No bird populations here are known to be affected, and under the current accepted transmission paradigm for most cases, that makes the risk very low. Were that variable to change, the results of the risk equation shift significantly.
Similarly, the recognition of H2H transmission changes the equation, even though that transmission apparently did not occur from contact as casual as passing by someone who sneezed in the airport. Keep in mind that we do not know what threshold of exposure is involved, just that those people lived in close proximity to family members who were infected and apparently caught the disease from them.
It is believed to take repeated physical contact, much as a caregiver would experience under primitive conditions, and may involve direct transfer of bodily fluids, either on utensils, by skin contact, or it might be far less.
We simply do not know.
Still, it remains unlikely that poor villagers from Indonesia are going to show up at the airport nearest you.
If the virus mutates to become more readily transmitted from human to human, then the risk equation will shift some more, but that will have to be verifiable.
By then, we will likely have a problem of global proportions, if it cannot be contained.
Feel welcome to read along and participate as we attempt to dispassionately risk assess this developing pathogen, but I would not dismiss it out of hand. Chances are we have spent more time keeping up with the latest than your family doctor has had time to devote to this. Even without a pandemic, doctors manage to stay pretty busy.
If you are up to it, there is a free medical text download available here Influenza Report 2006 which does a pretty nice job of explaining the flu in terms which are not too techincal. Good bakground reading, imo.
At least the medical staff appears to be wearing N95 or comparable masks, gloves, and are using makeshift goggles (non medical). How did they find ski goggles in Indonesia?
good post
They probably make them there.
Beef!
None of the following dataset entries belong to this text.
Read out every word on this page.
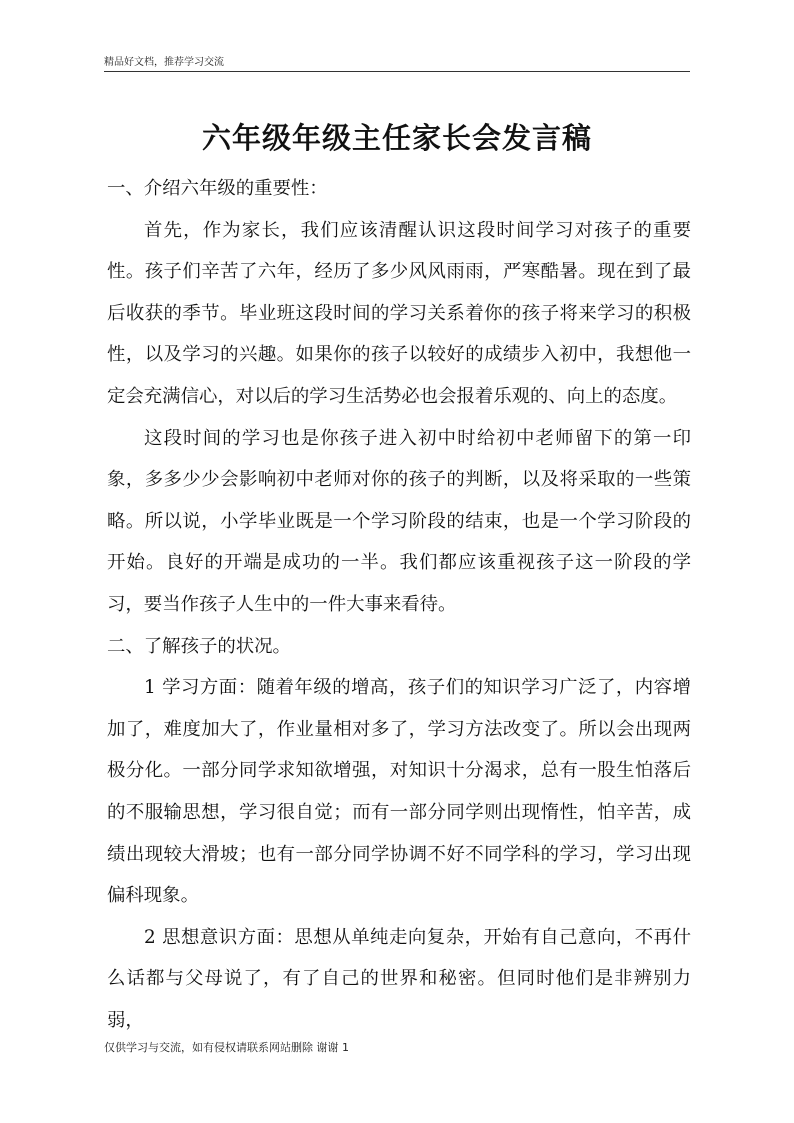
精品好文档，推荐学习交流
六年级年级主任家长会发言稿

一、介绍六年级的重要性：

首先，作为家长，我们应该清醒认识这段时间学习对孩子的重要性。孩子们辛苦了六年，经历了多少风风雨雨，严寒酷暑。现在到了最后收获的季节。毕业班这段时间的学习关系着你的孩子将来学习的积极性，以及学习的兴趣。如果你的孩子以较好的成绩步入初中，我想他一定会充满信心，对以后的学习生活势必也会报着乐观的、向上的态度。

这段时间的学习也是你孩子进入初中时给初中老师留下的第一印象，多多少少会影响初中老师对你的孩子的判断，以及将采取的一些策略。所以说，小学毕业既是一个学习阶段的结束，也是一个学习阶段的开始。良好的开端是成功的一半。我们都应该重视孩子这一阶段的学习，要当作孩子人生中的一件大事来看待。

二、了解孩子的状况。

1 学习方面：随着年级的增高，孩子们的知识学习广泛了，内容增加了，难度加大了，作业量相对多了，学习方法改变了。所以会出现两极分化。一部分同学求知欲增强，对知识十分渴求，总有一股生怕落后的不服输思想，学习很自觉；而有一部分同学则出现惰性，怕辛苦，成绩出现较大滑坡；也有一部分同学协调不好不同学科的学习，学习出现偏科现象。

2 思想意识方面：思想从单纯走向复杂，开始有自己意向，不再什么话都与父母说了，有了自己的世界和秘密。但同时他们是非辨别力弱，

仅供学习与交流，如有侵权请联系网站删除 谢谢 1
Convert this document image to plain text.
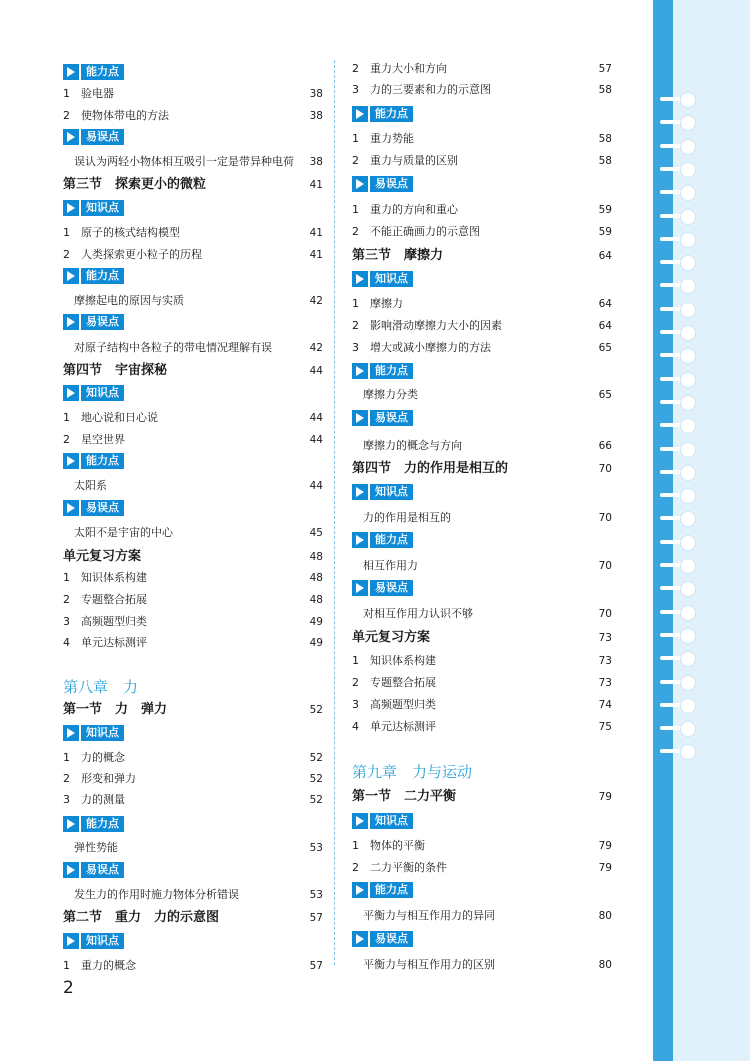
能力点
1 验电器	38
2 使物体带电的方法	38
易误点
误认为两轻小物体相互吸引一定是带异种电荷	38
第三节　探索更小的微粒	41
知识点
1 原子的核式结构模型	41
2 人类探索更小粒子的历程	41
能力点
摩擦起电的原因与实质	42
易误点
对原子结构中各粒子的带电情况理解有误	42
第四节　宇宙探秘	44
知识点
1 地心说和日心说	44
2 星空世界	44
能力点
太阳系	44
易误点
太阳不是宇宙的中心	45
单元复习方案	48
1 知识体系构建	48
2 专题整合拓展	48
3 高频题型归类	49
4 单元达标测评	49
第八章　力
第一节　力　弹力	52
知识点
1 力的概念	52
2 形变和弹力	52
3 力的测量	52
能力点
弹性势能	53
易误点
发生力的作用时施力物体分析错误	53
第二节　重力　力的示意图	57
知识点
1 重力的概念	57
2 重力大小和方向	57
3 力的三要素和力的示意图	58
能力点
1 重力势能	58
2 重力与质量的区别	58
易误点
1 重力的方向和重心	59
2 不能正确画力的示意图	59
第三节　摩擦力	64
知识点
1 摩擦力	64
2 影响滑动摩擦力大小的因素	64
3 增大或减小摩擦力的方法	65
能力点
摩擦力分类	65
易误点
摩擦力的概念与方向	66
第四节　力的作用是相互的	70
知识点
力的作用是相互的	70
能力点
相互作用力	70
易误点
对相互作用力认识不够	70
单元复习方案	73
1 知识体系构建	73
2 专题整合拓展	73
3 高频题型归类	74
4 单元达标测评	75
第九章　力与运动
第一节　二力平衡	79
知识点
1 物体的平衡	79
2 二力平衡的条件	79
能力点
平衡力与相互作用力的异同	80
易误点
平衡力与相互作用力的区别	80
2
It is what is for dinner.
Oops, forgot about mad cow.
The patient, who is the "seventh" family member, appears neither "very young" nor "very old".
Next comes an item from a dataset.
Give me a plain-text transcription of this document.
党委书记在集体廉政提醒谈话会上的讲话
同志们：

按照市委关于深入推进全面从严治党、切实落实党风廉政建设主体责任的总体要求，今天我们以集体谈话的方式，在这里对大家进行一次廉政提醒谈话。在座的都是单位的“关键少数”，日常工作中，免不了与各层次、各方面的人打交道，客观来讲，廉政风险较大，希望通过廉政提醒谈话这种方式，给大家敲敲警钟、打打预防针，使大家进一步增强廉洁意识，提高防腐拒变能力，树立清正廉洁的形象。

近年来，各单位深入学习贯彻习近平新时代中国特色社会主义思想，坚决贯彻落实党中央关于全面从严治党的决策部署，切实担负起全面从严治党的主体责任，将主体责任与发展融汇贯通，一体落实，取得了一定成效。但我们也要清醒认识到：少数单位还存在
Last summer I did talk to my doctor about H5N1. She is not an alarmist or one to write scrips at the drop of a hat. She was concerned but not overly so. She wrote me a script for Tamiflu. My husband talked to his doctor, who has been in practice for 30 years, and is a very even keel type. He also wrote a script for Tamiflu; said it would be smart and prudent to have it on hand "just in case".
Good catch! I'd say mid 20s to early 30s.